The Stanley Parable's Creators Talk About Choice And Stumbling Into Success

by Jeff Cork on Mar 17, 2014 at 10:01 AM

We enjoyed The Stanley Parable and its unusual take on storytelling. If you haven't played the game, a narrator provides a bit of story at the beginning, and then comments on the player's actions from there on out. The game's creator spoke at a GDC panel about what happens when a game removes the concept of traditional challenge from the equation, and what's possible next.

As Davey Wreden, the creator of the original mod describes it, video games are generally about a series of A or B decisions. One might provide immediate results, while the other could have benefits that are only seen later. Wreden says the two share one common thing, in that the decisions are aimed at overcoming a challenge. What happens when you remove the challenge, and still provide those A or B decisions? According to Wreden, those choices can be every bit as meaninful to players, as long as the results are expressed to players immediately. How? Fortunately, he broke his talking points down in an amusing series of points:

How do we do this?

"1) I have no idea." As a game maker, Wreden himself is excited about the possibility of being surprised, and of seeing how people deal with the challenge of removing traditional challenge.

"2) The choices have to actually, you know, be fun or engaging to actually select between."

"3) There should be lots of positive ways to choose between these options."

Galactic Cafe's William Pugh then took over, showing off a series of slides from the game that illustrated the points.

One of the earliest decisions that players make comes when players encounter a set of doors.

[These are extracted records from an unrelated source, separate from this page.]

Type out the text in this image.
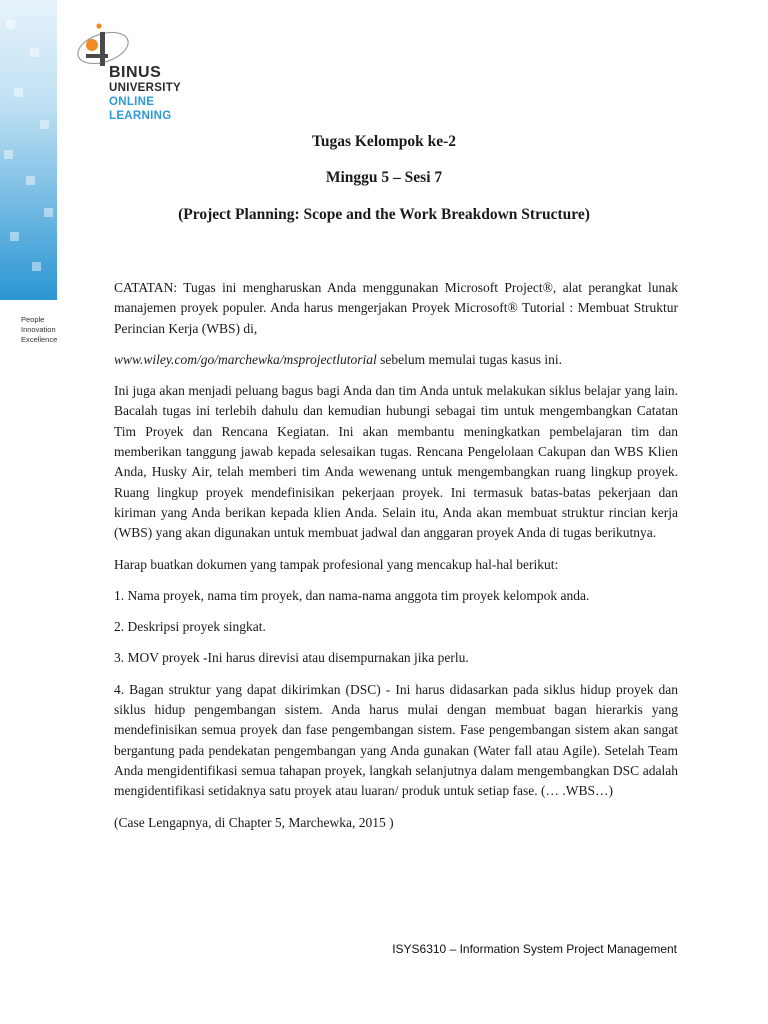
People
Innovation
Excellence
BINUS
UNIVERSITY
ONLINE
LEARNING
Tugas Kelompok ke-2
Minggu 5 – Sesi 7
(Project Planning: Scope and the Work Breakdown Structure)

CATATAN: Tugas ini mengharuskan Anda menggunakan Microsoft Project®, alat perangkat lunak manajemen proyek populer. Anda harus mengerjakan Proyek Microsoft® Tutorial : Membuat Struktur Perincian Kerja (WBS) di,

www.wiley.com/go/marchewka/msprojectlutorial sebelum memulai tugas kasus ini.

Ini juga akan menjadi peluang bagus bagi Anda dan tim Anda untuk melakukan siklus belajar yang lain. Bacalah tugas ini terlebih dahulu dan kemudian hubungi sebagai tim untuk mengembangkan Catatan Tim Proyek dan Rencana Kegiatan. Ini akan membantu meningkatkan pembelajaran tim dan memberikan tanggung jawab kepada selesaikan tugas. Rencana Pengelolaan Cakupan dan WBS Klien Anda, Husky Air, telah memberi tim Anda wewenang untuk mengembangkan ruang lingkup proyek. Ruang lingkup proyek mendefinisikan pekerjaan proyek. Ini termasuk batas-batas pekerjaan dan kiriman yang Anda berikan kepada klien Anda. Selain itu, Anda akan membuat struktur rincian kerja (WBS) yang akan digunakan untuk membuat jadwal dan anggaran proyek Anda di tugas berikutnya.

Harap buatkan dokumen yang tampak profesional yang mencakup hal-hal berikut:

1. Nama proyek, nama tim proyek, dan nama-nama anggota tim proyek kelompok anda.

2. Deskripsi proyek singkat.

3. MOV proyek -Ini harus direvisi atau disempurnakan jika perlu.

4. Bagan struktur yang dapat dikirimkan (DSC) - Ini harus didasarkan pada siklus hidup proyek dan siklus hidup pengembangan sistem. Anda harus mulai dengan membuat bagan hierarkis yang mendefinisikan semua proyek dan fase pengembangan sistem. Fase pengembangan sistem akan sangat bergantung pada pendekatan pengembangan yang Anda gunakan (Water fall atau Agile). Setelah Team Anda mengidentifikasi semua tahapan proyek, langkah selanjutnya dalam mengembangkan DSC adalah mengidentifikasi setidaknya satu proyek atau luaran/ produk untuk setiap fase. (… .WBS…)

(Case Lengapnya, di Chapter 5, Marchewka, 2015 )

ISYS6310 – Information System Project Management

The narrator says that Stanley went through the left door. Pugh says some players will automatically go through the door, since that's what they think they're supposed to do. Others sprint through the right door, thinking they're rebelling. And yet another type of player will stand immobile for a while before ultimately acting.

With the phone ending, players faced a timed challenge. Would they answer a ringing phone? Some would, others wouldn't. As with all of the choices in the game, there wasn't a "correct" answer, only one that led to a different outcome.

After seeing a few other endings, Pugh showed the Stanley Dies screen, which is a black screen with various stats on it. He says this ending in particular plays off the fear that some players have of missing game content. Another ending has players answering the question "Do you like Stanley Parable" with a yes or no switch. Pugh says players felt like they were being watched or having their responses recorded somehow, which possibly affected the way they answered.

Finally, there's the burning baby ending, where a cardboard cutout of a baby moves on a track toward a fire, unless players press a button and intervene. Pugh says this ties everything together, with timing and an appeal to authority meeting up against a lack of challenge.

Wreden ended the talk by saying that they didn't really think about any of these things when they were making the game; they came through as happy accidents.

There you have it. The Stanley Parable summed up in a GDC talk.